Page 1 of 1

How to get information about layout of paragraph

PostPosted: Sun Apr 15, 2012 9:58 pm
by georgezeng
I am working on manipulating a .docx file and build it into a jasperreport template file.
I need to set the same layout in the jasper file, but a first barrier comes when a paragraph lies more than one text line in word,
I have no idea how to get the information of this, does any one knows about it? I'll be appreciated!

Re: How to get information about layout of paragraph

PostPosted: Mon Apr 16, 2012 10:02 am
by jason
docx4j does not have a layout model.

A layout model would be a useful thing to add for applications such as yours, and also for calculating page numbers (eg refreshing TOC).

Layout of a paragraph would be straightforward enough.

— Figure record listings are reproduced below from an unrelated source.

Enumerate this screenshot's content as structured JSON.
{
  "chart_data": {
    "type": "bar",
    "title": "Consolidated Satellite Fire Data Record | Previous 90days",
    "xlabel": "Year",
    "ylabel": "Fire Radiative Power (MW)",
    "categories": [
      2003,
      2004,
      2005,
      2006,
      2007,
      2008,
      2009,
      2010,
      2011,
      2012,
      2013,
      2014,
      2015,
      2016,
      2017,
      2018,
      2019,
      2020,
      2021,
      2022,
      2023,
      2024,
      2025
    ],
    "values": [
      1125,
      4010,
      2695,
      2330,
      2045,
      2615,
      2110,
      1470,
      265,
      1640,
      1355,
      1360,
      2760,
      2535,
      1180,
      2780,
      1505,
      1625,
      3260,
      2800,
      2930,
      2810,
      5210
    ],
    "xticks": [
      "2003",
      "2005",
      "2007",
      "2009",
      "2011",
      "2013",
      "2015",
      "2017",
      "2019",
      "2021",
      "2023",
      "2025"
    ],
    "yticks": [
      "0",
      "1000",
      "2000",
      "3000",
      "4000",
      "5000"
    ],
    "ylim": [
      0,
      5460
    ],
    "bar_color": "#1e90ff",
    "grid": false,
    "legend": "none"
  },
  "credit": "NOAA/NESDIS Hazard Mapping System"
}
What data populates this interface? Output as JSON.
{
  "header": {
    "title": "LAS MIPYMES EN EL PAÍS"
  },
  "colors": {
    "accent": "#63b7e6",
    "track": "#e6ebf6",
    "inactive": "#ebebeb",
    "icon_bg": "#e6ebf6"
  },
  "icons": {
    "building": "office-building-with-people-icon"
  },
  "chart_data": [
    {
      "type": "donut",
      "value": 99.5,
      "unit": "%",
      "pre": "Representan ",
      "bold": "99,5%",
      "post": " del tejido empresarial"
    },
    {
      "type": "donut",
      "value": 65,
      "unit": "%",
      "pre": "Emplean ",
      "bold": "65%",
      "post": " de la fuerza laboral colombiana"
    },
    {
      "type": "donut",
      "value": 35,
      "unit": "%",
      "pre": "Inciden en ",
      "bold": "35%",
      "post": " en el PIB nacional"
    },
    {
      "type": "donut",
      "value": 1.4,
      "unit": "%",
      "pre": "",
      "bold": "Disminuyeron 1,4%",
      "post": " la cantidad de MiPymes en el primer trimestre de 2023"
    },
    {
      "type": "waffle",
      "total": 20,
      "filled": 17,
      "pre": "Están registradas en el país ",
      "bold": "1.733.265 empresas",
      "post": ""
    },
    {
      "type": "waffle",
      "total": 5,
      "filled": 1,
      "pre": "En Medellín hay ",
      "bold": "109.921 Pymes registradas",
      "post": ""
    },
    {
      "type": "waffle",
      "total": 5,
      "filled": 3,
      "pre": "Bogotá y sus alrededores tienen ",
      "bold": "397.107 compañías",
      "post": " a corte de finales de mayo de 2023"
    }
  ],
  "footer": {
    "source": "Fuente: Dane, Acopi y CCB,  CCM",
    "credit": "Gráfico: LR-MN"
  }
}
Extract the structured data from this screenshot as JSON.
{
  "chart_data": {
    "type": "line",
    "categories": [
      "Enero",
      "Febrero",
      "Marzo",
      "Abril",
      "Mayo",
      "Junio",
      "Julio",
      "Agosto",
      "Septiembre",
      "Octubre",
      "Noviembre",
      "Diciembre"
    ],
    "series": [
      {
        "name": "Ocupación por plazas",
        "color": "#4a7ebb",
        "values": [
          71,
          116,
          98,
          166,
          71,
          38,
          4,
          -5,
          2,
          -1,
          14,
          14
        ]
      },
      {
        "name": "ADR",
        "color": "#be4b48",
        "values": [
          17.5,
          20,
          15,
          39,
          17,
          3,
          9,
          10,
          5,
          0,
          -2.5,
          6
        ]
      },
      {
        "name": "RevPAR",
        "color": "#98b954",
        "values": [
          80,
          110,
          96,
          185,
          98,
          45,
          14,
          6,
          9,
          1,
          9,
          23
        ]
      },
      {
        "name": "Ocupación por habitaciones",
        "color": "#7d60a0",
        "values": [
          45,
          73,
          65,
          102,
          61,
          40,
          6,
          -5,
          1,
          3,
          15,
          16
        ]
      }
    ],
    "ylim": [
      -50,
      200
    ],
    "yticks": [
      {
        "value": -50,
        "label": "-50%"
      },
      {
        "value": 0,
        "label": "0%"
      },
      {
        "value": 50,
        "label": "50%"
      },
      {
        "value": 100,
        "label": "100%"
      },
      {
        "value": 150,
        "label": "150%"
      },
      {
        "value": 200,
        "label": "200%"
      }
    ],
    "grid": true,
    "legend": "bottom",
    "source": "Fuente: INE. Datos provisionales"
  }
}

A complete model (columns, images, tables, footnotes etc) would be a significant undertaking.

To layout a paragraph, you need to know how much horizontal space you have (page width - margins - indentation), and font information (size, kerning etc).

(Ideally, we'd replicate Word's precise algorithm, but a starting point (Google 'line break algorithm') is http://en.wikipedia.org/wiki/Word_wrap and http://stackoverflow.com/questions/1758 ... -algorithm )

To find how much vertical space it will take, you need line spacing, plus space before/after.

docx4j can tell you all that stuff. If you'd like to contribute a basic model, I'd be happy to write the basic code which gets this information for you. You'd then have to fill in the details (ie the calculations based on this information).

There are quite a few projects around which you can look at to see how layout is done, for example pango (see http://fishsoup.net/bib/PangoIuc25-paper.pdf ), Flying saucer xhtmlrenderer (which lays out XHTML, and is used by docx4j for XHTML import), FOP (which lays out XSL FO - see http://wiki.apache.org/xmlgraphics-fop/KnuthsModel ), AWT, but I don't know of a reference book which explains the principles. To start off, have a read of http://behdad.org/text/

I don't mean to scare you off ... sounds like just a simple line break / word-wrap algorithm is what you are after, rather than a full blown page layout model. In any case, a simple line break / word-wrap algorithm is a good place to start.